Em nota, o senador Telmário Mota acusou o delegado Alexandre Saraiva de “buscar holofotes” e nega qualquer irregularidade. Salles não comentou. Nessa queda de braço, por enquanto o delegado cai e perde o comando do caso, enquanto o ministro e sua “política ambiental” saem fortalecidos, mas não sem resistência.

A bancada do PSOL na Câmara dos Deputados anunciou nesta quinta-feira que entrou com uma representação no Ministério Público Federal (MPF) contra o diretor-geral da PF por causa da troca do chefe no Amazonas. O deputado federal Daniel Coelho (Cidadania-PE) começou a recolher assinaturas para um requerimento de instalação de Comissão Parlamentar de Inquérito (CPI) para investigar a gestão do ministro do Meio Ambiente. “O parlamento precisa investigar se de fato o ministro está coagindo a Polícia Federal para não fazer seu papel e pior, um Ministério do Meio Ambiente que trabalha pela devastação da Amazônia”, afirma o deputado ao EL PAÍS.

Todo esse barulho acontece em uma hora ruim para o Governo. A contradição entre a carta de intenções de Bolsonaro a Biden e a realidade de sua Administração não podia ficar mais gritante a pouco mais de uma semana da cúpula climática onde deve ser decidido se o norte-americano está disposto a dar um voto de confiança ao brasileiro ou não. Além do comprometimento teórico com uma agenda ambiental, na mensagem ao colega o presidente brasileiro reconhece que o país enfrenta aumento no desmatamento da Amazônia, mas diz que a tendência ocorre desde 2012, no Governo da então presidente Dilma Rousseff. Ao tentar dividir a responsabilidade com gestões passadas, tenta colocar o desmatamento como algo estrutural e não culpa sua. É uma estratégia para conseguir dinheiro. “Ao sublinhar a ambição das metas que assumimos, vejo-me na contingência de salientar, uma vez mais, a necessidade de obter o adequado apoio da comunidade internacional, na escala, volume e velocidade compatíveis com a magnitude e a urgência dos desafios a serem enfrentados “, escreveu. “Inspira-nos a crença de que o Brasil merece ser justamente remunerado pelos serviços ambientais que seus cidadãos têm prestado ao planeta.”

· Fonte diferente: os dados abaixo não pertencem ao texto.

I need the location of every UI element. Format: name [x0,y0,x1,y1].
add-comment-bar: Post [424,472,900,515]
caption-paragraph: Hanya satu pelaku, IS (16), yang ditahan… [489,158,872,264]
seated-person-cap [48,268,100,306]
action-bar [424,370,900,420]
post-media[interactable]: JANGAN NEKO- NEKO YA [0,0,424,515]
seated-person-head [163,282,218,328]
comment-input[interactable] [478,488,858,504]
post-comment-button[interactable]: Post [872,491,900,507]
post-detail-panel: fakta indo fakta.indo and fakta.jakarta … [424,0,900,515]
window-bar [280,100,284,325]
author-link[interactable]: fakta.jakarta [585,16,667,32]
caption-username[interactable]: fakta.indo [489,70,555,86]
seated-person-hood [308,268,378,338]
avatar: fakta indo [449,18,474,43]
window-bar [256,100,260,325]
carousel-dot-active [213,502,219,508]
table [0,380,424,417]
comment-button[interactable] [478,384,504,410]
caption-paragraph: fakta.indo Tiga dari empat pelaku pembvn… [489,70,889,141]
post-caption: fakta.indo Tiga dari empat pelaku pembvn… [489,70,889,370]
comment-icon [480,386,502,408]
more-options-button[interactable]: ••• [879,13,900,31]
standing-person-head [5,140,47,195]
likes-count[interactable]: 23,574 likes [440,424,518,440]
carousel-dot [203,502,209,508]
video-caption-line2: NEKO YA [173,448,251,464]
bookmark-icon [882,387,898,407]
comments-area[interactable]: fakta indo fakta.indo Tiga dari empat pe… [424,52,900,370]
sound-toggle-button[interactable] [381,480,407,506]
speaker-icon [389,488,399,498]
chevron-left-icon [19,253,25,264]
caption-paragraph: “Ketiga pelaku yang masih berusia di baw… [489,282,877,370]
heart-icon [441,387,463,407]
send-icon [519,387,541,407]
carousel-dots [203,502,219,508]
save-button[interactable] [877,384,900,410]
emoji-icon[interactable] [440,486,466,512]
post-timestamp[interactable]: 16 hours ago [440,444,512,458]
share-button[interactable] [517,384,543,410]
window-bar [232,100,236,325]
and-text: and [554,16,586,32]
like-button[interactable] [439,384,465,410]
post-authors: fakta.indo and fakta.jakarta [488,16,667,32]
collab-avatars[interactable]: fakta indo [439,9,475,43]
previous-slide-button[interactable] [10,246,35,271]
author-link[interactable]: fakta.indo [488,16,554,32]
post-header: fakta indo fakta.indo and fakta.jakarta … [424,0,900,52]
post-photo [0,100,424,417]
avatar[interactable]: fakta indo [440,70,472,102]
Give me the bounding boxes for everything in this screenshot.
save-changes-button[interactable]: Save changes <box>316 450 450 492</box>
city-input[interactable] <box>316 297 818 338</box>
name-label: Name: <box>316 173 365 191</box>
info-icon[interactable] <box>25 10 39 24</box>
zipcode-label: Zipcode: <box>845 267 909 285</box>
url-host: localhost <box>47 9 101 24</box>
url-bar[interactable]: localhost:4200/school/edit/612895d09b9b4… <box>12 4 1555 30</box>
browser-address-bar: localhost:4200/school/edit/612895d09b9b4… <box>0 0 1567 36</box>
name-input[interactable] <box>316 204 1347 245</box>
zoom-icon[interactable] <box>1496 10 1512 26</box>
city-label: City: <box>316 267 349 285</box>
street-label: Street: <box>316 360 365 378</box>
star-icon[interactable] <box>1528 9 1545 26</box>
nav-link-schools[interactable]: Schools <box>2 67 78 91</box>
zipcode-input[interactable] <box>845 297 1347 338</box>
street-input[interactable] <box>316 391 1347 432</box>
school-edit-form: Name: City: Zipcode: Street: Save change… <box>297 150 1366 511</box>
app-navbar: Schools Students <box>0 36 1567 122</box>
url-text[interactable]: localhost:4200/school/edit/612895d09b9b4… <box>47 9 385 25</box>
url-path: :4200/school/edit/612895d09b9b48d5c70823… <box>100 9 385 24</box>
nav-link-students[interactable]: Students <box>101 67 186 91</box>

Longe da retórica de Bolsonaro, a Amazônia registrou novo recorde de desmatamento em março e perdeu a maior área de cobertura vegetal em seis anos para o período. O crescimento foi de 12% em relação ao mesmo mês em 2020. Os dados são do Deter, sistema de monitoramento de desmate do Instituto Nacional de Pesquisas Espaciais (Inpe). Enquanto a floresta queima, o vice-presidente Hamilton Mourão afirmou nesta quinta que as metas de redução de desmatamento devem ser alcançadas pouco a pouco. Ele comanda o Conselho da Amazônia, órgão do governo federal que coordena ações de combate a ilícitos ambientais no bioma e tem resultados muito criticados por entidades não-governamentais e ambientalistas.